Chinese Central Bank Outlines Efforts to Improve Execution of Monetary Policy


A senior official from the People’s Bank of China (PBOC) has published a paper on its official website outlining current plans to improve the execution of Chinese monetary policy.

The essay “Improving the Modern Monetary Policy Framework” (健全现代货币政策框架), written by PBOC’s monetary policy chief Sun Guofeng (孙国峰) and published on 13 January, states that upcoming efforts to improve China’s monetary policy framework will focus on three areas in particular including:

  • Optimisation of monetary policy targets,
  • Innovation of monetary policy tools,
  • “Clearing out” of monetary policy transmission mechanisms.

According to Sun the “optimisation of monetary policy targets” must have the final target of “maintaining stability in the value of the currency, and improving anchoring methods for intermediary targets and the achievement of operating targets by the central bank policy interest rate system.”

“Improvements must be made to the central bank policy interest rate system, with the use of open market operating rates for short-term policy rates and medium term lending facility (MLF) rates for medium-term policy rates,” wrote Sun.

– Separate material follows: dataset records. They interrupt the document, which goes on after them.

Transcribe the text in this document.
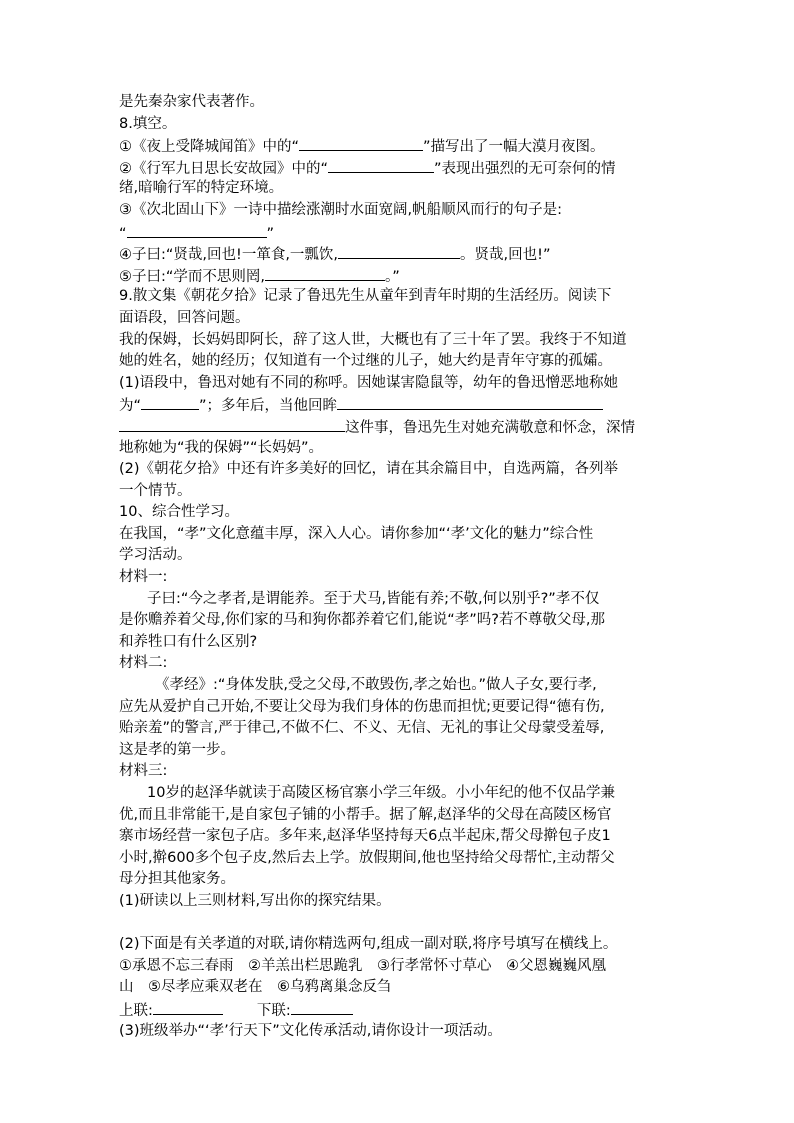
是先秦杂家代表著作。
8.填空。
①《夜上受降城闻笛》中的“	”描写出了一幅大漠月夜图。
②《行军九日思长安故园》中的“	”表现出强烈的无可奈何的情
绪,暗喻行军的特定环境。
③《次北固山下》一诗中描绘涨潮时水面宽阔,帆船顺风而行的句子是:
“	”
④子曰:“贤哉,回也!一箪食,一瓢饮,	。贤哉,回也!”
⑤子曰:“学而不思则罔,	。”
9.散文集《朝花夕拾》记录了鲁迅先生从童年到青年时期的生活经历。阅读下
面语段，回答问题。
我的保姆，长妈妈即阿长，辞了这人世，大概也有了三十年了罢。我终于不知道
她的姓名，她的经历；仅知道有一个过继的儿子，她大约是青年守寡的孤孀。
(1)语段中，鲁迅对她有不同的称呼。因她谋害隐鼠等，幼年的鲁迅憎恶地称她
为“	”；多年后，当他回眸
这件事，鲁迅先生对她充满敬意和怀念，深情
地称她为“我的保姆”“长妈妈”。
(2)《朝花夕拾》中还有许多美好的回忆，请在其余篇目中，自选两篇，各列举
一个情节。
10、综合性学习。
在我国，“孝”文化意蕴丰厚，深入人心。请你参加“‘孝’文化的魅力”综合性
学习活动。
材料一:
子曰:“今之孝者,是谓能养。至于犬马,皆能有养;不敬,何以别乎?”孝不仅
是你赡养着父母,你们家的马和狗你都养着它们,能说“孝”吗?若不尊敬父母,那
和养牲口有什么区别?
材料二:
《孝经》:“身体发肤,受之父母,不敢毁伤,孝之始也。”做人子女,要行孝,
应先从爱护自己开始,不要让父母为我们身体的伤患而担忧;更要记得“德有伤,
贻亲羞”的警言,严于律己,不做不仁、不义、无信、无礼的事让父母蒙受羞辱,
这是孝的第一步。
材料三:
10岁的赵泽华就读于高陵区杨官寨小学三年级。小小年纪的他不仅品学兼
优,而且非常能干,是自家包子铺的小帮手。据了解,赵泽华的父母在高陵区杨官
寨市场经营一家包子店。多年来,赵泽华坚持每天6点半起床,帮父母擀包子皮1
小时,擀600多个包子皮,然后去上学。放假期间,他也坚持给父母帮忙,主动帮父
母分担其他家务。
(1)研读以上三则材料,写出你的探究结果。
(2)下面是有关孝道的对联,请你精选两句,组成一副对联,将序号填写在横线上。
①承恩不忘三春雨　②羊羔出栏思跪乳　③行孝常怀寸草心　④父恩巍巍风凰
山　⑤尽孝应乘双老在　⑥乌鸦离巢念反刍
上联:	下联:
(3)班级举办“‘孝’行天下”文化传承活动,请你设计一项活动。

“The Chinese central bank will use this policy rates system to influence market rates, and the loan prime rate will be formed in accordance with market-based methods on the foundation of MLF rates.

“The use of the LPR by banks for pricing will influence the actual execution of lending rates, collectively forming a market-based interest rate formation and transmission mechanism.

“This will be used to adjust the supply and demand of funds and the allocation of resources, and to achieve monetary policy targets.”

Tao Jin (陶金在), deputy-chair of the Macro-economic Research Centre of the Suning Financial Research Institute, said that the reforms outlined by Sun are for the purpose of increasing the market’s role in determining interest rates without granting banks too much free rein for action.

“The Chinese central bank favours adjustments to policy rates, as these operating targets are of greater benefit to ensuring that interest rates are ‘determined by the market, but can still be controlled.'”

The loan prime rate (LPR) (贷款市场报价利率) in China is the lending rate provided by commercial banks to their highest quality customers, and serves as the benchmark for rates provided for other loans.

The National Interbank Funding Center (全国银行间同业拆借中心) publishes the LPR at 9:30 am on the 20th of each month, after first collecting quotes from a group of 18 reporting banks and calculating the average of these quotes following exclusion of the lowest and highest quotes.